Sexualité : à quoi rêvent les ados

Porno, précocité, fellation, Tinder… Et si les mots associés à la sexualité des adolescents étaient aussi déconnectés de la réalité qu’une vidéo youporn avec une fille en poirier faisant l’amour avec six hommes ? Nous avons interrogé les concernés. Témoignages et avis d’expert.

 

Ils sont nés dans les années 2000. Ils sont amoureux ou pas vraiment, ils écoutent France Culture ou Cœur Grenadine, ils veulent devenir journaliste ou président de la République. Mais à quoi rêvent les ados une fois la nuit et la veste tombées ? Face à l’accessibilité au porno, aux applis de rencontres et aux réseaux sociaux, la sexualité des ados est souvent perçue comme débridée, osée, précoce. Or, quand on creuse et discute avec les intéressés, on entend l’amour, le respect, la peur, la tendresse, et beaucoup de lucidité. « La sexualité des adolescents ne correspond pas à ce que les parents imaginent et elle n’est pas aussi axée sur la transgression que les médias le relatent », confirme d’entrée de jeu Stéphane Clerget, pédopsychiatre et auteur de « Ados, le décodeur » (éd. Leduc.s), avant de développer : « La sexualité a toujours été associée à l’adolescence et reste un univers perturbant pour les adultes qui ont, eux, une sexualité plus réglementée ». Ainsi, les adultes imaginent-ils le « pire » par fantasme et réactivation d’une période révolue ? Par nostalgie et besoin de confronter leurs propres souvenirs ? C’est fort probable. En tout cas, ce qui est certain, c’est que la nouvelle génération n’est pas si excessive en matière de sexe que ne l’ont été les trentenaires et quadragénaires d’aujourd’hui. Enquête.

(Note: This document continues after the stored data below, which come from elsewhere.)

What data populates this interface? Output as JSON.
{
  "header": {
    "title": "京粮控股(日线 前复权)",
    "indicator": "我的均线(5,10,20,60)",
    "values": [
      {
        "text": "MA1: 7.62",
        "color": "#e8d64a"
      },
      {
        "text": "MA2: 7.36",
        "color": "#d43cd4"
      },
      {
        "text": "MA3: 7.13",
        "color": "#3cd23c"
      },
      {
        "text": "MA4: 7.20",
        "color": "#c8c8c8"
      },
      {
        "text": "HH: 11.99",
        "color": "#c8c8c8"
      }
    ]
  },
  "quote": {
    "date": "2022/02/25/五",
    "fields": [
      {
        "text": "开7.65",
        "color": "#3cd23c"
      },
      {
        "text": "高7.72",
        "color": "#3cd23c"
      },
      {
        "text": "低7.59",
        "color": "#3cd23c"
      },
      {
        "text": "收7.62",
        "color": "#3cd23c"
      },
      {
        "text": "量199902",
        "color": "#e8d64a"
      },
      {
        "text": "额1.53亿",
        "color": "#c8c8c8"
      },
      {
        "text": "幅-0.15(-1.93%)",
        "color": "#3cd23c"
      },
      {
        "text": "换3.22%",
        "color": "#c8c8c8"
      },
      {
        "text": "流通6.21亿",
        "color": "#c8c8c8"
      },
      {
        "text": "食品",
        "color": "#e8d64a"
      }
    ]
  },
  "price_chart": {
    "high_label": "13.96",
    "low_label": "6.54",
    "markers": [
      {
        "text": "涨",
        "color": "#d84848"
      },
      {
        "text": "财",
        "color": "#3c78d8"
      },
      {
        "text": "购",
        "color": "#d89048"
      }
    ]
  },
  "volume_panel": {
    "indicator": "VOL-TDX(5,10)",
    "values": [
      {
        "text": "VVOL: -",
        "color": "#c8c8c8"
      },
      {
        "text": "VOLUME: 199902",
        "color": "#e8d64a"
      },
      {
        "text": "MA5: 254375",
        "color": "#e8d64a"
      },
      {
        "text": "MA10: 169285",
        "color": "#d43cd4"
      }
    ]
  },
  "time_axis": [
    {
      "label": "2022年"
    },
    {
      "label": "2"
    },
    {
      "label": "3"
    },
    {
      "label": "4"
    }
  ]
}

ENTRE PORNO ET RÉALITÉ, J’AI BIEN COMPRIS MERCI

Si dans les années 80, regarder un porno exigeait d’avoir Canal + ou un bon copain partageur, les obstacles ont aujourd’hui sauté. Ainsi, selon une étude Ifop menée en 2017, 51% des adolescents âgés de 15 à 17 ans ont déjà surfé sur un site pornographique*. Augustin, 18 ans, en est : « Le porno m’a davantage appris sur la sexualité que mes cours de SVT, même si j’ai conscience que tout n’est pas synonyme de réalité », dit-il avec aplomb. Chloé, 18 ans, estime que le porno est rassurant même quand il est cliché : « Lorsque les actrices sont pliées, ça peut faire ressortir des bourrelets, pas comme sur les photos Instagram », remarque-t-elle. En attendant que le porno mainstream ne soit détrôné par le porno alternatif aux mises en scène plus réalistes, Stéphane Clerget précise que le vrai danger du porno n’est pas, de toute façon, la confusion entre écran et réalité, d’autant que les jeunes font visiblement preuve de discernement. « Le danger est de regarder du porno avant même l’entrée dans la sexualité, à un âge où on élabore ses désirs ». Le risque ? Rester enfermé dans le porno et ne plus aller vers l’autre.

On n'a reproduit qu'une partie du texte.